Cost Prediction Using a Survival Grouping Algorithm: An Application to Incident Prostate Cancer Cases

from Latest Results for PharmacoEconomics at on December 29, 2015



Prognostic classification approaches are commonly used in clinical practice to predict health outcomes. However, there has been limited focus on use of the general approach for predicting costs. We applied a grouping algorithm designed for large-scale data sets and multiple prognostic factors to investigate whether it improves cost prediction among older Medicare beneficiaries diagnosed with prostate cancer.


We analysed the linked Surveillance, Epidemiology and End Results (SEER)-Medicare data, which included data from 2000 through 2009 for men diagnosed with incident prostate cancer between 2000 and 2007. We split the survival data into two data sets (D0 and D1) of equal size. We trained the classifier of the Grouping Algorithm for Cancer Data (GACD) on D0 and tested it on D1. The prognostic factors included cancer stage, age, race and performance status proxies. We calculated the average difference between observed D1 costs and predicted D1 costs at 5 years post-diagnosis with and without the GACD.
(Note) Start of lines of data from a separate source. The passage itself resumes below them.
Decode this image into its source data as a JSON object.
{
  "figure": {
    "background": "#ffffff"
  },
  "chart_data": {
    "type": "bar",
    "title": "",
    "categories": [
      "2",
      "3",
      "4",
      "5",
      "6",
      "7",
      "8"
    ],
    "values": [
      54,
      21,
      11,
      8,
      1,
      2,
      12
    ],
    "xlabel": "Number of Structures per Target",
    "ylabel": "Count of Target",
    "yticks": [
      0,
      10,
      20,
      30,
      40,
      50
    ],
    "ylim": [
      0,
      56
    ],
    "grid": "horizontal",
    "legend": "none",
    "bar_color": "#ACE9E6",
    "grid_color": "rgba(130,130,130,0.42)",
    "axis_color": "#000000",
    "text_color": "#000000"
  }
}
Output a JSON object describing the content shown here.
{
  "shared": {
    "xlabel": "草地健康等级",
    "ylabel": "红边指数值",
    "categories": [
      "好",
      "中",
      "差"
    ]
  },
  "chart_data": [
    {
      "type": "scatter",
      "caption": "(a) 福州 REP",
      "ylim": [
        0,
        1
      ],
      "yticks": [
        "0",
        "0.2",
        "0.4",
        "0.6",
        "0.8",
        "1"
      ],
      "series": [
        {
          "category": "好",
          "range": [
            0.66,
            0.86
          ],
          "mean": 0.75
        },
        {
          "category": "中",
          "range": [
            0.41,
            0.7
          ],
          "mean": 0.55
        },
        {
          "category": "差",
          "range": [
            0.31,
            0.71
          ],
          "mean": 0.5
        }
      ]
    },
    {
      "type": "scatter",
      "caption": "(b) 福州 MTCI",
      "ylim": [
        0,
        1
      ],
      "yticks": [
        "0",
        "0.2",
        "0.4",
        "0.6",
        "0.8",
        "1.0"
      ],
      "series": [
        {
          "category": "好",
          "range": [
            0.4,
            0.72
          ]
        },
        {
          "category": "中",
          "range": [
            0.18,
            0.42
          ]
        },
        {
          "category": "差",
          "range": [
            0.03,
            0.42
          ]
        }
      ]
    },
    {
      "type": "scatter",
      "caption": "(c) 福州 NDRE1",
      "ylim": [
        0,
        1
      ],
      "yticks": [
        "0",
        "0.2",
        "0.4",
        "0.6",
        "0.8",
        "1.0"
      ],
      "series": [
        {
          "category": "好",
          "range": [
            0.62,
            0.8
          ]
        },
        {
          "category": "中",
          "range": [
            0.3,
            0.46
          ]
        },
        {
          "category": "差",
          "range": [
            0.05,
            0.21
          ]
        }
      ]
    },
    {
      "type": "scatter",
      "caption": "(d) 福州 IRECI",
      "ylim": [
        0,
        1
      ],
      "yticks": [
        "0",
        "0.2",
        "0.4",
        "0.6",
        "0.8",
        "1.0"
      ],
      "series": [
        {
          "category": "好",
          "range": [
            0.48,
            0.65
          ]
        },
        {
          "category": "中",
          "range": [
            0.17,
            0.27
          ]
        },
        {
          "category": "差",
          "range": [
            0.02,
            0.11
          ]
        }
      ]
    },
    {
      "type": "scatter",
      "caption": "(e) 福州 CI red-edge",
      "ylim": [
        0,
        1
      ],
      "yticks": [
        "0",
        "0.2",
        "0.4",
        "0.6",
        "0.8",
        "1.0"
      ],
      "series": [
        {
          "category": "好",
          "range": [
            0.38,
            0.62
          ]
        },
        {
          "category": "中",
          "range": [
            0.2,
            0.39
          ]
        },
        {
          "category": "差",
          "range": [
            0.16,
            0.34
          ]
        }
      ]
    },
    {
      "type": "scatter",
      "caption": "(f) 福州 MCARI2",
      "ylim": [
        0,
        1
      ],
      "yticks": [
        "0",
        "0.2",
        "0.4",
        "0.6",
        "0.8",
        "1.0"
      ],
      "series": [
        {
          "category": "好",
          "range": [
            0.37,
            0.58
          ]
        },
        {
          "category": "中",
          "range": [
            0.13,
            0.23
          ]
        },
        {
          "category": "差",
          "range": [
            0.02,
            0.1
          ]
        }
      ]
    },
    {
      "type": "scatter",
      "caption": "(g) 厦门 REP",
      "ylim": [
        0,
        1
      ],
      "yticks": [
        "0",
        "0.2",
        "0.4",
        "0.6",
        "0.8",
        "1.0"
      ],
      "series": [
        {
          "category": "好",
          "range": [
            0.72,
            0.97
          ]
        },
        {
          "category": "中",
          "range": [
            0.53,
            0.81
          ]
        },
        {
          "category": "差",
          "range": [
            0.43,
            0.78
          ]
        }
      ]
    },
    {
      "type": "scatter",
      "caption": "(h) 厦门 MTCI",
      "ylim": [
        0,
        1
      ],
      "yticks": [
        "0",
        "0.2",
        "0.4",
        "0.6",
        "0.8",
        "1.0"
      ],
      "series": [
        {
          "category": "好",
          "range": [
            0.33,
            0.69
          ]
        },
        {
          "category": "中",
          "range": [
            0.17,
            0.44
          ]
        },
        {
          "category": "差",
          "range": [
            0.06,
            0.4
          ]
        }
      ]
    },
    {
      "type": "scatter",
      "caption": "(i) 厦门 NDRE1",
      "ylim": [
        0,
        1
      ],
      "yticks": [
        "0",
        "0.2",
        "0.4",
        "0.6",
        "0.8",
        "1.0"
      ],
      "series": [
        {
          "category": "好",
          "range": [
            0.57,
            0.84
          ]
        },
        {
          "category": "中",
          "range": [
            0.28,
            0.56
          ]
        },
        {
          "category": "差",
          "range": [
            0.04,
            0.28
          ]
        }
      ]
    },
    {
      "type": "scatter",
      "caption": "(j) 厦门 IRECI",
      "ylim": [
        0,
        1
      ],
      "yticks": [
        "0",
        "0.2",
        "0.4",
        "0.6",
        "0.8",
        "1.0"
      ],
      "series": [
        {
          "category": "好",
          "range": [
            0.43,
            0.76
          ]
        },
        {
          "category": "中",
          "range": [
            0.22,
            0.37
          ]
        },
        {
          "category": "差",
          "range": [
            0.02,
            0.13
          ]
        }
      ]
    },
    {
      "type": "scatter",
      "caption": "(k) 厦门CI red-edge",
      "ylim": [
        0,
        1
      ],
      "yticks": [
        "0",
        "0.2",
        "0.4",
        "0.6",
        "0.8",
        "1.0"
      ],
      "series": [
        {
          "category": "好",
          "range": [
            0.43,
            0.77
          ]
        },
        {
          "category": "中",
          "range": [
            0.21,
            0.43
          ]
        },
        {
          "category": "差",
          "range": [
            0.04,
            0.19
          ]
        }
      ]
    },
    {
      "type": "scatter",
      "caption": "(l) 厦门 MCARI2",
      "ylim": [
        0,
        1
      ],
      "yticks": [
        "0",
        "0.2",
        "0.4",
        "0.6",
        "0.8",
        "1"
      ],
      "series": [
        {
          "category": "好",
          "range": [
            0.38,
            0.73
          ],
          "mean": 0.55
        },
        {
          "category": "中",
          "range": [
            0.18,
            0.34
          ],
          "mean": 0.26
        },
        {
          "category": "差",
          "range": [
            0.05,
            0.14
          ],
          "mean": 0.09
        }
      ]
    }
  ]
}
The sample included 110,843 men with prostate cancer. The median age of the sample was 74 years, and 10 % were African American. The average difference (mean absolute error [MAE]) per person between the real and predicted total 5-year cost was US$41,525 (MAE US$41,790; 95 % confidence interval [CI] US$41,421–42,158) with the GACD and US$43,113 (MAE US$43,639; 95 % CI US$43,062–44,217) without the GACD. The 5-year cost prediction without grouping resulted in a sample overestimate of US$79,544,508.


The grouping algorithm developed for complex, large-scale data improves the prediction of 5-year costs. The prediction accuracy could be improved by utilization of a richer set of prognostic factors and refinement of categorical specifications.